“Das Coole an unserem Projekt ist, dass es so interaktiv ist.“
Kniffel mal anders – Ein Roboterarm mit Würfelglück
Mit der rechten Hand hält Beatrice den roten Not-Aus-Knopf, mit der linken würfelt sie. So geht Kniffel, wenn einer der Spieler ein Roboterarm ist. Gerade geht es nicht weiter. Der Roboter braucht noch ein bisschen Zeit für seinen Spielzug. Dann bewegt er sich in die Startposition, greift nach dem Würfelbecher, überlegt scheinbar kurz und würfelt. Eine Fünf, eine Sechs, eine Eins und eine Zwei. Keine Straße für den Roboter, aber alle Bewegungen laufen nach Plan: Der Not-Aus-Knopf kommt nicht zum Einsatz. Robo fährt zurück in die Startposition. Jetzt ist endlich Larissa dran. Obwohl mit dem Roboter alles ein bisschen länger dauert, haben seine Erfinderinnen – ein Team aus fünf Wirtschaftsingenieurwesen-Studentinnen – trotzdem Spaß, gegen ihren Kniffelroboter zu spielen. „Es ist einfach cool zu sehen, wie der Roboter sich bewegt! Der würfelt und kann Entscheidungen treffen. Ich starre ihn einfach gerne an“, sagt Larissa.
Der Roboterarm wohnt schon länger in der Hochschule der Medien. Aber spielen darf er erst seit diesem Semester. „Wir hätten auch das Vorgängerprojekt weiterentwickeln können. Aber wir wollten lieber etwas Neues machen“, begründet Linda.
Interaktion statt Spiel im Vordergrund
Wie bei einem gewöhnlichen Kniffel-Spiel geht es auch bei „RoboKniffel“ darum, in mehreren Runden möglichst viele Punkt zu erwürfeln. Die meisten Punkte gibt es, wenn alle Würfel dieselbe Augenzahl zeigen: ein Kniffel. Das Einzige, was bei „RoboKniffel“ anders ist, ist eben der Robo. Er würfelt mit einem Becher und vier Würfeln, eine Kamera übermittelt die gewürfelten Augenzahlen an ein Programm. Das wertet die Daten aus und überlegt sich den günstigsten Spielzug für den Roboter. Dann räumt der Arm die Würfel brav zurück in den Becher und die menschlichen Spieler*innen sind an der Reihe. Die Studentinnen heben besonders hervor, dass die Interaktion mit dem Roboter während des Spiels im Mittelpunkt steht. „Das Coole an unserem Projekt ist, dass es so interaktiv ist“, sagt Larissa. Wer gewonnen hat, steht am Ende in einer Tabelle auf der RoboKniffel-Weboberfläche. Zumindest in der Theorie.

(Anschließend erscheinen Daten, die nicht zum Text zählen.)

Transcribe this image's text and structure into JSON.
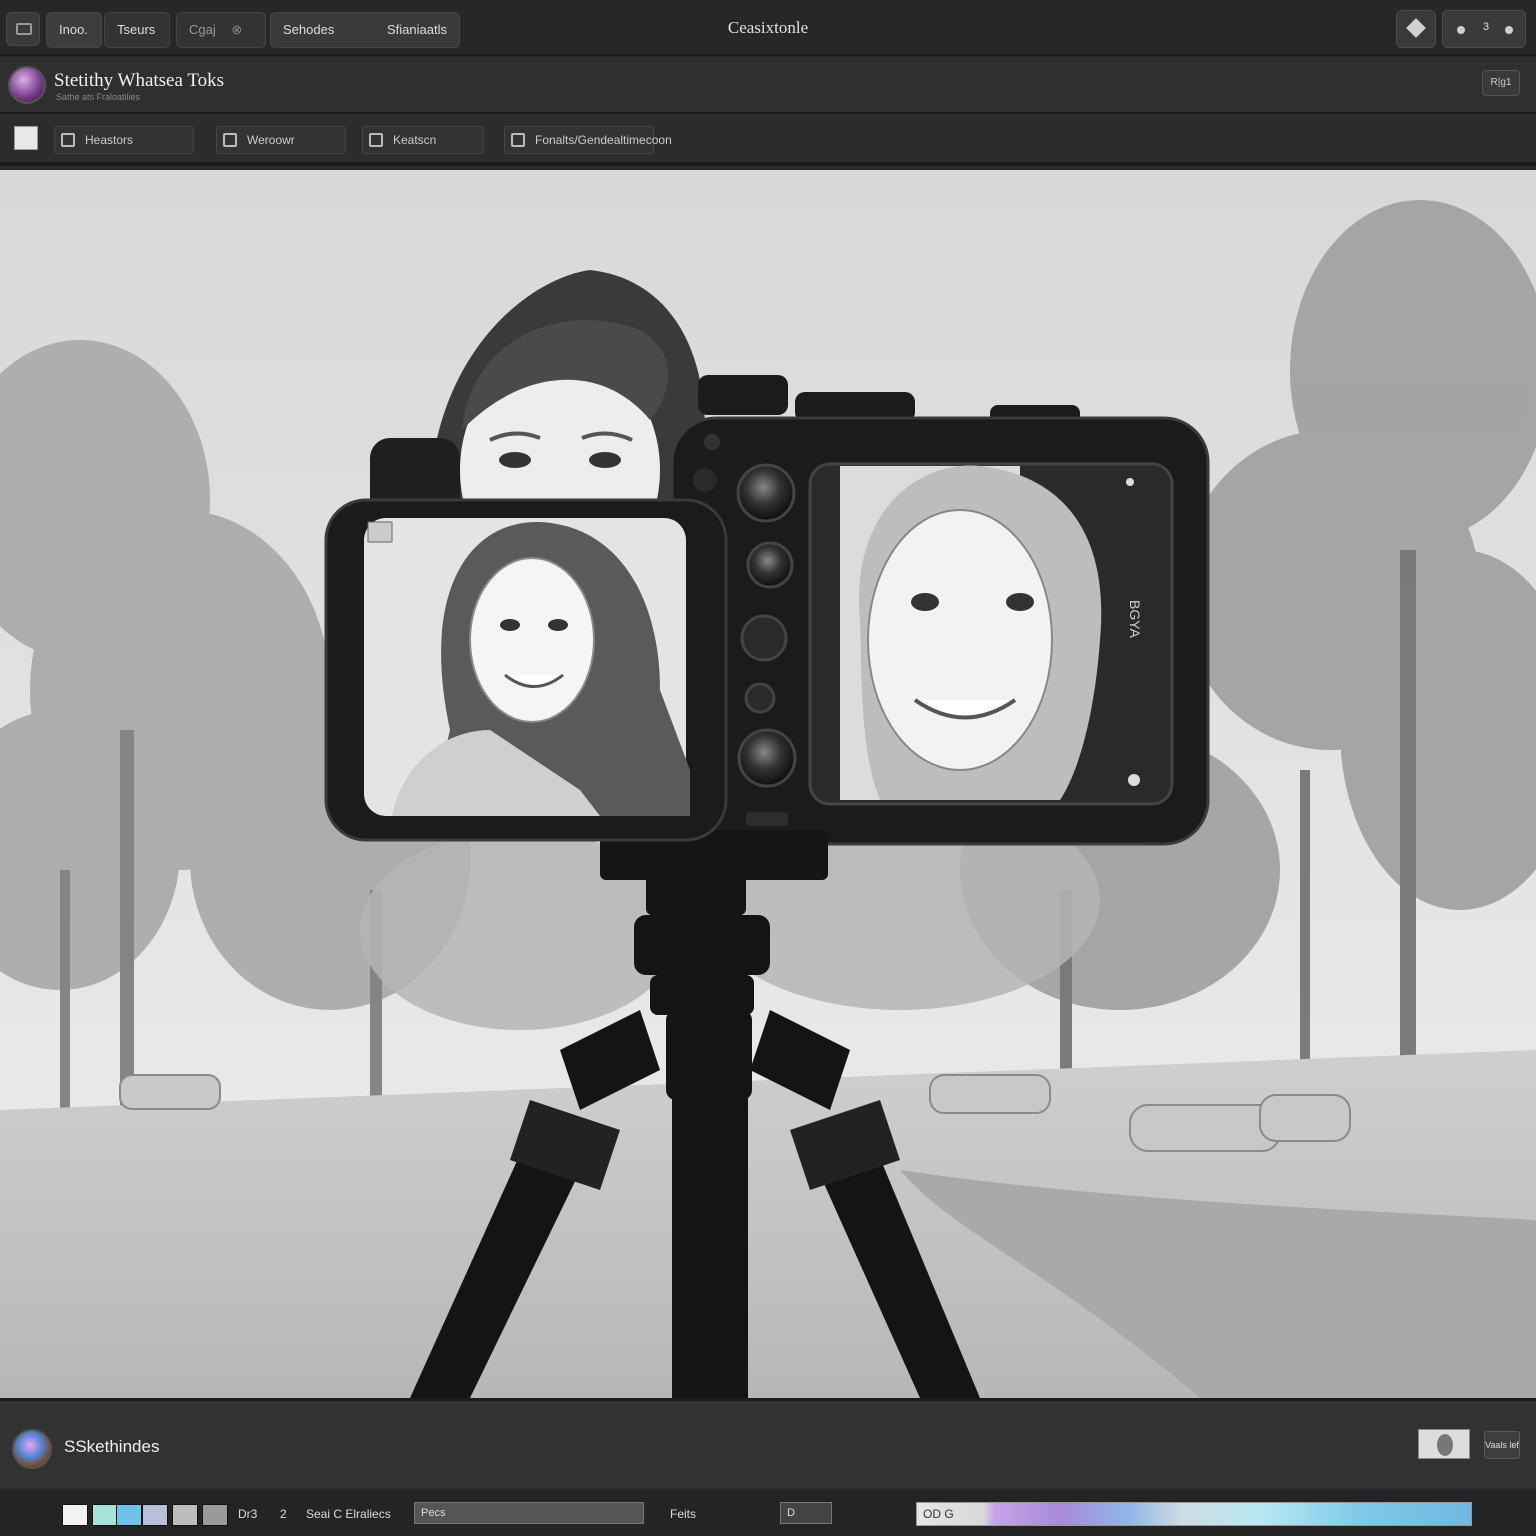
{
  "topbar": {
    "tabs": [
      "Inoo.",
      "Tseurs",
      "Cgaj"
    ],
    "wide_tab": {
      "left": "Sehodes",
      "right": "Sfianiaatls"
    },
    "title": "Ceasixtonle",
    "badge": "3"
  },
  "profile": {
    "app_name": "Stetithy Whatsea Toks",
    "app_sub": "Sathe ats Fraloatilies",
    "corner_button": "R|g1"
  },
  "toolbar": {
    "fields": [
      "Heastors",
      "Weroowr",
      "Keatscn",
      "Fonalts/Gendealtimecoon"
    ]
  },
  "bottom": {
    "label": "SSkethindes",
    "button": "Vaals lef"
  },
  "status": {
    "swatch_colors": [
      "#f2f2f2",
      "#a9e3d8",
      "#6fc3e8",
      "#b8bfd6",
      "#bdbdbd",
      "#9a9a9a"
    ],
    "items": [
      "Dr3",
      "2",
      "Seai C Elraliecs",
      "Pe/s",
      "Feits",
      "D"
    ],
    "slider1": "Pecs",
    "slider2": "OD G"
  },
  "canvas": {
    "screen_label": "BGYA",
    "panel_bg": "#e6e6e6",
    "camera_color": "#1b1b1b"
  }
}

“Die Herausforderung war für uns eher ein Grund, das Projekt zu machen. Zumindest am Anfang.“ Larissa lacht. Zwei Wochen vor der MediaNight haben die Studentinnen noch ein paar Sorgen. „Die Kamera ist gerade auf jeden Fall das größte Problem“, hebt Linda hervor. Die muss nämlich die Position der Würfel, des Bechers und die Augenzahl richtig erkennen. Damit der Kontrast besser ist, hat Beatrice eine Unterlage aus schwarzem Tonpapier gebastelt. „Die ist auch echt stabil. Ich glaube, da könnte man mit einem Auto drüberfahren. Wir sind ja auch Ingenieurinnen“, scherzt Linda. Aber selbst die stabilste Unterlage bringt nichts, wenn es am Ende an der Beleuchtung scheitert. Dann erkennt die Kamera die Augenzahl nicht und das Spiel funktioniert nicht mehr.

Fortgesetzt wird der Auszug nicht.